でもねぇ、と環は軽く溜息を吐いて続けた。
環は洋装姿だった。京に似てスタイルも良くそして顔も整っている。それなのに放たれる雰囲気はまるで違う。前回会った時と同じ印象だ。

「こんな野良猫を拾ってくるなんてね」
「…っ…」

環はじりじりと距離を詰める。そのたびに一歩後ずさり何と返せばいいのか必死に考える。
その目はやはり冷たく、今にもかみ殺してくるような圧迫感を感じる。

「夜伽だったんだよね?一条家にとって君はマイナスでしかないってことわかってる?」
「分かって、おります」

ついに腰に木製のテーブルが当たる感覚があり、逃げられないと悟った。
しかし、ここで怯んでは相手の思う壺だ。
つばきは睨むように環を見上げる。

「そういう目、するんだ?へぇ、野良猫のくせに」
「何の用でしょうか。京様と会う予定ではなかったのですか」
「うん?そうだよ。ちょっとトイレ借りるねって言ってきたから早く戻らないと。でも今日は本当は君に会いに来たんだ」

環はそう言うと顔色を変えずにつばきの首筋に触れた。

一度触れられてしまえば、体は一切動かない。
いったい何を考えているのか不明なその目が好きではなかった。それなのに京に顔立ちが似ているから頭と心がついていかない。
環の手は真夏だというのに驚くほどに冷たい。

「何の用でしょうか」
低く、抑えるようにそう言うと環は笑みを消した。張り付いたような笑顔ではなく、能面のような顔を見せる。

「君、夜伽なんだよね?」
「今は違います」
「あぁ、そっか。妻になるって?はは、笑っちゃうなぁ」
環が固まるつばきに顔を近づける。
そして耳元で囁いた。

「身の程を知りなよ」

声も出せずにつばきは身を強張らせる。環の言うことは決して間違っていることではない。
華族の結婚に“勝手”や“自由恋愛”が認められるわけではないのだ。
「いやっ…」
環がつばきの首筋にかみつくようにキスをした。
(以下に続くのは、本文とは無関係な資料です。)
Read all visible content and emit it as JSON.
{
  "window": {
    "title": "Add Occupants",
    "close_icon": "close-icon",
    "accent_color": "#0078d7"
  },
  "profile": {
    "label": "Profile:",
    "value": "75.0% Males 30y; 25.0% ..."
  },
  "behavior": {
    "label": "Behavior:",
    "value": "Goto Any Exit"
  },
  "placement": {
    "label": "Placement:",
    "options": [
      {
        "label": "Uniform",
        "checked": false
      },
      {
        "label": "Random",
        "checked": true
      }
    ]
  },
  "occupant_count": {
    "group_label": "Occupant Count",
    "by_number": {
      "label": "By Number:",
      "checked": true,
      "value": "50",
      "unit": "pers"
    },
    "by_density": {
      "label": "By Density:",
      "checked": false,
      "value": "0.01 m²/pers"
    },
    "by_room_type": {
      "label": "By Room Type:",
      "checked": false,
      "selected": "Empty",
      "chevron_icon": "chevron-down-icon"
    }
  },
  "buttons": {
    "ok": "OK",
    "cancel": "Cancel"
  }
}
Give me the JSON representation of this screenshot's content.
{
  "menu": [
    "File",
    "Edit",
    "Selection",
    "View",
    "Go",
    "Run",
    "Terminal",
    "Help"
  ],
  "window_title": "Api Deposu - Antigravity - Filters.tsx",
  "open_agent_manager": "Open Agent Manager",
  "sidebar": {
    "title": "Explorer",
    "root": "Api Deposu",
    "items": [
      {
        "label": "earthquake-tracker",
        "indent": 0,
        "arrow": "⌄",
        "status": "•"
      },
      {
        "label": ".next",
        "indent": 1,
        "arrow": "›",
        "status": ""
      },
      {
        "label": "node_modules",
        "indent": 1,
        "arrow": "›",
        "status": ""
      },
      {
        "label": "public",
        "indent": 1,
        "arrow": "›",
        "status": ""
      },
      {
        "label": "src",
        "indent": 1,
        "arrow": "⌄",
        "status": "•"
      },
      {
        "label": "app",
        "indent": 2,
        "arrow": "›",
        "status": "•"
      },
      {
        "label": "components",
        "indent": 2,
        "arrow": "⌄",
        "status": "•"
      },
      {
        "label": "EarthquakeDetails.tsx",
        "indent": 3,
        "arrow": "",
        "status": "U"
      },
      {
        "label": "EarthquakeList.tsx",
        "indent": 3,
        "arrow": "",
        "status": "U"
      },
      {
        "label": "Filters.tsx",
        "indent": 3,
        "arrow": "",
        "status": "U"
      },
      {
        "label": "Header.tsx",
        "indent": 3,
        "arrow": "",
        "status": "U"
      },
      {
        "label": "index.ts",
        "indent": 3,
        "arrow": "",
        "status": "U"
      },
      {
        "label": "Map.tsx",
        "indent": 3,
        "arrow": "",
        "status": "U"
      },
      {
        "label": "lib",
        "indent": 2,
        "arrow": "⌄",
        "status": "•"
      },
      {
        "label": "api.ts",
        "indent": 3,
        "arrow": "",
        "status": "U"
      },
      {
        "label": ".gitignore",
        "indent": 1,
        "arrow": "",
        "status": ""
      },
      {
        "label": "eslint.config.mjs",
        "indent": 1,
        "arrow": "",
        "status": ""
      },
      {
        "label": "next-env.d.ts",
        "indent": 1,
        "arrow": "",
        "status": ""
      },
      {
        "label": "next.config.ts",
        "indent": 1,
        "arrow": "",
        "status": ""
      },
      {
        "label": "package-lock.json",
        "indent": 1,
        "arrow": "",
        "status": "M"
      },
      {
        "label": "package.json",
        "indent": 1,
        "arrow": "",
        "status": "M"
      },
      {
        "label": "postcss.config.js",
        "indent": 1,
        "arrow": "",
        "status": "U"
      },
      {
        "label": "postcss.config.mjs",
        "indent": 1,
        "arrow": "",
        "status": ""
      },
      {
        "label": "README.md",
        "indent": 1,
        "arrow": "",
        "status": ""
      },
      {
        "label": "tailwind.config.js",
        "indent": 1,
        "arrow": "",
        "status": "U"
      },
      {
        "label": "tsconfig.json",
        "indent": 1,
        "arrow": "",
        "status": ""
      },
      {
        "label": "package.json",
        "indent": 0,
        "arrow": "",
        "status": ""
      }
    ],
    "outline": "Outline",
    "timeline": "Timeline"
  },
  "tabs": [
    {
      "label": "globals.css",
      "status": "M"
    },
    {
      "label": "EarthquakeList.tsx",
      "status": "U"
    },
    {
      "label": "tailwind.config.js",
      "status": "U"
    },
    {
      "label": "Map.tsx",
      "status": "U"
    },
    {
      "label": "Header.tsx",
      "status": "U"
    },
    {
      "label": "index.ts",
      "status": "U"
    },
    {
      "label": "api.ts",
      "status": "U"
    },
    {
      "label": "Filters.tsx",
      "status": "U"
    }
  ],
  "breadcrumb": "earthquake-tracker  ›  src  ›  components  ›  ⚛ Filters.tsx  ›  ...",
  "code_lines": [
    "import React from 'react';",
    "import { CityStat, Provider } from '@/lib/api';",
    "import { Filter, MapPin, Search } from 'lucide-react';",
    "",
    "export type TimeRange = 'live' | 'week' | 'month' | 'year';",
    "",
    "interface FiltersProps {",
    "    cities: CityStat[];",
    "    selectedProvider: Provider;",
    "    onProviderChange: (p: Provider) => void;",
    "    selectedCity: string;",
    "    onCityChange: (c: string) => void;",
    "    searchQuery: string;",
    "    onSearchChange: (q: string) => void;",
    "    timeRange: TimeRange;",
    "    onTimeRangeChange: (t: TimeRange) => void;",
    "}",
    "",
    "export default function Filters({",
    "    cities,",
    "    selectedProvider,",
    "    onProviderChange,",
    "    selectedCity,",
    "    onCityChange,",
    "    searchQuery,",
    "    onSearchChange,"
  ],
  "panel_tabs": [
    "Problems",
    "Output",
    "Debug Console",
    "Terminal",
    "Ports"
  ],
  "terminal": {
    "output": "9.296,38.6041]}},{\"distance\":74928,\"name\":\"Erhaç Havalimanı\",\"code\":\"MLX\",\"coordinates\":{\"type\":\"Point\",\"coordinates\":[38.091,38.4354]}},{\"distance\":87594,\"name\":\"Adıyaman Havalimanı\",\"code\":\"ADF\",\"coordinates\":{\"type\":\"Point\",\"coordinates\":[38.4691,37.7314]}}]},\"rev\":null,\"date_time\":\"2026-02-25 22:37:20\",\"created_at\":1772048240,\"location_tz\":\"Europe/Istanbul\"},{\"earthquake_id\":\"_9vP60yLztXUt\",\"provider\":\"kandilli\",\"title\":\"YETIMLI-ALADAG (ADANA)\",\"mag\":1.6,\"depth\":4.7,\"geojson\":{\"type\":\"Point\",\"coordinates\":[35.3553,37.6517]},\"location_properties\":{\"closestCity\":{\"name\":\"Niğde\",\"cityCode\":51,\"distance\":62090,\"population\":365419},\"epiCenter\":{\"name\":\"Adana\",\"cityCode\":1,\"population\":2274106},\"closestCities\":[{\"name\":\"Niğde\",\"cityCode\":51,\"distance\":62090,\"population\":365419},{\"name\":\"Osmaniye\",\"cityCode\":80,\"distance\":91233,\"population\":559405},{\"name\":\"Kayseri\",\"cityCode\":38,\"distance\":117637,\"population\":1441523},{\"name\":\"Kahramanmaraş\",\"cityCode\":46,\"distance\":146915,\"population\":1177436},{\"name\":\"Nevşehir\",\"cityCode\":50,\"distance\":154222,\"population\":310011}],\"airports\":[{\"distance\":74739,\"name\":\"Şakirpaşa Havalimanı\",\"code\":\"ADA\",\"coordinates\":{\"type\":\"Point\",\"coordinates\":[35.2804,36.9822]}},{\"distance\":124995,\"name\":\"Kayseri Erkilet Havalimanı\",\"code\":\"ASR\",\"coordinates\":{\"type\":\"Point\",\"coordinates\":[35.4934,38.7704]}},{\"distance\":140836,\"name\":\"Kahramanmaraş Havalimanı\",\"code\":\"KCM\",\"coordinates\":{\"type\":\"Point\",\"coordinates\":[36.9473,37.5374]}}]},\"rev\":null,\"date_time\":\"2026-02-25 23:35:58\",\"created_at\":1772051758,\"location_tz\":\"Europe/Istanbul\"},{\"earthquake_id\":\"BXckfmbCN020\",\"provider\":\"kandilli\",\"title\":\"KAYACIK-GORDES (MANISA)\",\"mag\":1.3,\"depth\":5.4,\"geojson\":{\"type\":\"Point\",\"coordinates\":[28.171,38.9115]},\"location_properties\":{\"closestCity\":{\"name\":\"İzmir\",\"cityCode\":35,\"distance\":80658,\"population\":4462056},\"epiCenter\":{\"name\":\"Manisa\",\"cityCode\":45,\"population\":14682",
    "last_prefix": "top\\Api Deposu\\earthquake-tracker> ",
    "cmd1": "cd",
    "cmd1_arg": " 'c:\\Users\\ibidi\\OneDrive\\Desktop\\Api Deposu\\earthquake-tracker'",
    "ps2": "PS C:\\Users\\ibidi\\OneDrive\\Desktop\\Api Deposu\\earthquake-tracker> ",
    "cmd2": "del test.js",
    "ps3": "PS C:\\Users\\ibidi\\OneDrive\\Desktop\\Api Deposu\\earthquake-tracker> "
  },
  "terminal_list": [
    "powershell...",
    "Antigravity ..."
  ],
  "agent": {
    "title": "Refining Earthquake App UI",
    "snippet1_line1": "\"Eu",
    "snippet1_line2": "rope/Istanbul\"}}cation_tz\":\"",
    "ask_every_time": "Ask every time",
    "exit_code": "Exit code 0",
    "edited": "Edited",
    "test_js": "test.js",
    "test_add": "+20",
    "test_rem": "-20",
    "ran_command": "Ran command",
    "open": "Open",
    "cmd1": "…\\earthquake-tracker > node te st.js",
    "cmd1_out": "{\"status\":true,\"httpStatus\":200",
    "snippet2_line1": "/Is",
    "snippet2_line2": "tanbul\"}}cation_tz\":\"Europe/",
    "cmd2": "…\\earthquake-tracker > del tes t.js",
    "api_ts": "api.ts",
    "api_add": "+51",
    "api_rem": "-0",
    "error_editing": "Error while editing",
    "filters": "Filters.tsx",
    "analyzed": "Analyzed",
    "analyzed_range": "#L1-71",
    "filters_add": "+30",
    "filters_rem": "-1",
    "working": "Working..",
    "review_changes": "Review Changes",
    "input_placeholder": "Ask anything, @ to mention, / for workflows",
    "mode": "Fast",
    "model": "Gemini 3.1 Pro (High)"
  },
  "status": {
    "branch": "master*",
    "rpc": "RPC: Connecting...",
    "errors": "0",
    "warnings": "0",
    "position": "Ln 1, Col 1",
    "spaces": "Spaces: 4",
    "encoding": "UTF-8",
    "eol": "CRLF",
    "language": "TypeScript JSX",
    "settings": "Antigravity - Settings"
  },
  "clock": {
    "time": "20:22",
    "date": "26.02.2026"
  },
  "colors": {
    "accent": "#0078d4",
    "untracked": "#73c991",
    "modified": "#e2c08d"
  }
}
チクリと痛むそこに涙が出そうになった。
「夜伽だったのならこのくらい別に普通でしょ?どうせここに来る前だって体売ってたんじゃないの?」
「ち、違います…おやめくださいっ…、痛いっ…」
手首を掴まれ、テーブルの上に押し倒されたその時京の声がした。
ドンと大きな音がして怖くて閉じていた瞼をそっと開けると既に環の姿はなく、圧迫されていた手首も既に離されていた。